A police officer noticed a truck stuck in the mud at a park in Clio, Michigan. Investigating, the officer found a 13-year-old boy behind the wheel. The boy's 41-year-old father, in the passenger seat, explained that he'd had too much to drink so had let his son drive. Police chief James McLellan said that the boy had been drinking as well and 'even said he didn't want to drive because he was too drunk'. The father faces various charges, and the boy will face a juvenile court.

According to Reuters reports, a German man who was caught collecting welfare payments while holding a grey-market job was sentenced to 720 hours of community service. He was assigned to work as a cleaner at the Evangelical Kindergarten St. Petri in Melle. According to Osnabrück prosecutor's office spokesman Alexander Retemeyer, a colleague 'didn't read the file' so didn't notice that the man had three paedophilia convictions on his record. This information came to light after the head of the kindergarten caught the man fondling himself in front of two children.

Oslo's Leif Harry Ersland was finished with the nail gun he'd borrowed, so he sent the owner a text message: 'the gun is on the cabin steps'. He entered the telephone number incorrectly, though, and the recipient of the message contacted the police. Officers visited Ersland's home and questioned his partner, Hilde Pedersen, about the apparent arms deal for 45 minutes. She said she'd known nothing of the text message and found the experience 'very unpleasant'. Half an hour after leaving, the officers rang to tell her that there had been a misunderstanding.

According to AP reports, a 66-year-old man in Southworth, Washington, who was trying to loosen the final lug nut on the wheel of his car decided to approach the task with a 12-gauge shotgun, from about arm's length. According to Kitsap County Deputy Scott Wilson, the buckshot and debris left him with serious injuries, and he was taken to hospital with wounds from his legs to his chin. Wilson reported that the man was not intoxicated.

Charles Tucker, Jr, apparently wanted to sneak back into his girlfriend's home in St. Augustine, Florida, after she'd kicked him out. The 32-year-old Tucker couldn't fit through her cat door, however, and became stuck. It was there that police officers found him the next morning, dead. Witnesses believe he'd passed out when becoming stuck, since there was no sign of a struggle and his girlfriend apparently hadn't heard him trying to get in. An autopsy is pending.
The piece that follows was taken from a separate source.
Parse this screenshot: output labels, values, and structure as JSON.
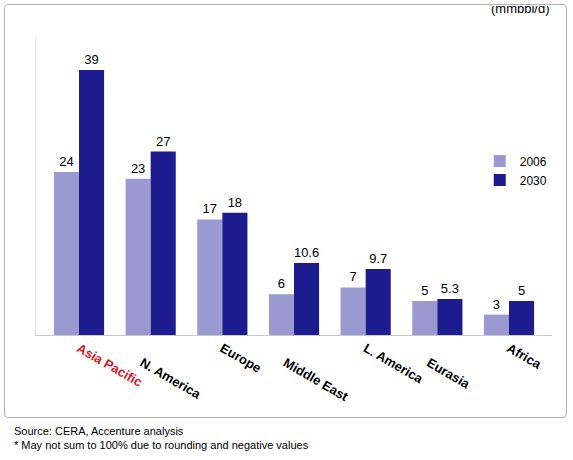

When Myrna Jones, 65, was at a casino in Yonkers, New York, a video slot machine informed her that she'd won $80 but didn't spit out the winning ticket. A mechanic opened the machine and didn't find the ticket, so a security officer (a plain-clothes state trooper) questioned Jones in a back room. She said the officer told her: 'On camera it shows you put the ticket in your bra.' Jones explained that it showed she had taken a dollar from her bra to put into the machine. To prove that she hadn't secreted the ticket there, she said, 'I pulled up the sweater and unhooked the bra and she told me to pull up my shirt.'
In the end, said Jones, after two and a half hours, 'they came and said they found the ticket [...] in the machine.' Suing for an undetermined amount in damages, she said she wants to prevent others from being similarly humiliated.

In Waupaca County, Wisconsin, Thomas Hille hit a deer with his truck and pulled onto the hard shoulder to summon help. Then, a minivan struck the deer, and driver Dennis La Coss lost control. His car then hit Hille's truck and ended up on fire in a ditch. Both drivers escaped with minor injuries.